Ianto stared blankly into the pot on the stove, watching the oats swirl around in the warming milk as they cooked. Swirl, swirl, swirl. It was easier to watch them mindlessly moving with the motion of the spoon than it was to think. He had too much on his mind and not enough proper sleep.

Stir, stir, stir. Milk slowly being absorbed into the grains, turning into an off white slurry. Perhaps somewhere at the bottom of that pot was the answer to his questions.

Without noticing, someone had approached him from behind. Hands slinked their way around his sides, careful not to crease his shirt or get tangled in the buttons. A head rested on his shoulder and he felt the slight prickle of unshaven sideburns against his ear. Whilst Ianto might have been fully dressed, Jack was still there in borrowed pyjamas and a long sleeve t-shirt. He'd been here in London long enough to go out and buy a few new clothes but he was still wearing hand me down pyjamas that were, if not perfectly fitted, at least close enough.

Nothing was said as they stood there, Jack wrapped around his body as he continued to cook breakfast. He hadn't expected Jack to get up at all. He rarely did, preferring to wait until Ianto had left the apartment before rising. He was usually either feigning, or perhaps genuinely, asleep, until Ianto was long gone from the place. It was largely how they both liked it. This whole having to confront each other every morning was more than Ianto could deal with.
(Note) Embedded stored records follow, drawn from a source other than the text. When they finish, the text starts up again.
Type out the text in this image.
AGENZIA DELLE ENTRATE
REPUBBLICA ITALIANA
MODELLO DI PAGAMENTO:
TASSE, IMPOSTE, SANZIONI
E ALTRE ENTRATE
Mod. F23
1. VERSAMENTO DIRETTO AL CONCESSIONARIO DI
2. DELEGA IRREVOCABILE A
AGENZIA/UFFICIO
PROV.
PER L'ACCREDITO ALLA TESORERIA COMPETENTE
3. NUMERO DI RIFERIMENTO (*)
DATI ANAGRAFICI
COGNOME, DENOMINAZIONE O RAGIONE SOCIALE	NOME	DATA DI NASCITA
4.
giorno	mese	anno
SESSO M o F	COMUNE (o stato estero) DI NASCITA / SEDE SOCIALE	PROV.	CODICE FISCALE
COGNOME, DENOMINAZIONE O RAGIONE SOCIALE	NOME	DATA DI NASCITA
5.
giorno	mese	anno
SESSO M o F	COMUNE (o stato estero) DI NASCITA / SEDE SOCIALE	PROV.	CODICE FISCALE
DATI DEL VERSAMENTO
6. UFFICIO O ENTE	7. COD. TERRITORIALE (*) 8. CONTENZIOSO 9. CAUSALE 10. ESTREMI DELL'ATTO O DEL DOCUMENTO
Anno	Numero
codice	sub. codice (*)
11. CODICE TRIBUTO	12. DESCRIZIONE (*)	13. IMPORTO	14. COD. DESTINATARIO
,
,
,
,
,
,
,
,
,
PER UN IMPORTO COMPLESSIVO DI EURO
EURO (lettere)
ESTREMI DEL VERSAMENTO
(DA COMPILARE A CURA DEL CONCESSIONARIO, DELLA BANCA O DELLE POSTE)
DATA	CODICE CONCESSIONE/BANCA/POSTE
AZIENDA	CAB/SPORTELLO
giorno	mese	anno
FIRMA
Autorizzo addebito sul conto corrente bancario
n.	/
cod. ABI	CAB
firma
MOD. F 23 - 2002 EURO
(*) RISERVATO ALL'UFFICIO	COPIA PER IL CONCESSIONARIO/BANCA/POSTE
As much as he enjoyed being held, he was going to have to move. The porridge was close to ready and there was nothing worse than overdone porridge. Without words, Jack backed away, giving him space to move from the stove to the kitchen counter. It was shameful to feel a sense of relief at being freed from Jack's guilt ridden clutches, even for only a moment. He knew those arms would be back soon enough. When they returned he'd have even more mixed feelings about having them there.

He stared down into the pot. He'd only made enough for one by rights, but he pulled out two bowls from the cupboard and began splitting it up, as if he'd always meant it to be breakfast for two. He grabbed a tin of sliced peaches from the cupboard and worked the ring pull on the top of the can. He could throw a few slices on top and it would bulk out the bowls, hiding the evidence of a breakfast meant to be eaten alone.
Jack enveloped him once more as he worked the can. He could feel his every movement being watched; studied, perhaps. The fork poked into the can once more and laid another slice of peach on top of the bowl. He counted them out. One, two, three, four.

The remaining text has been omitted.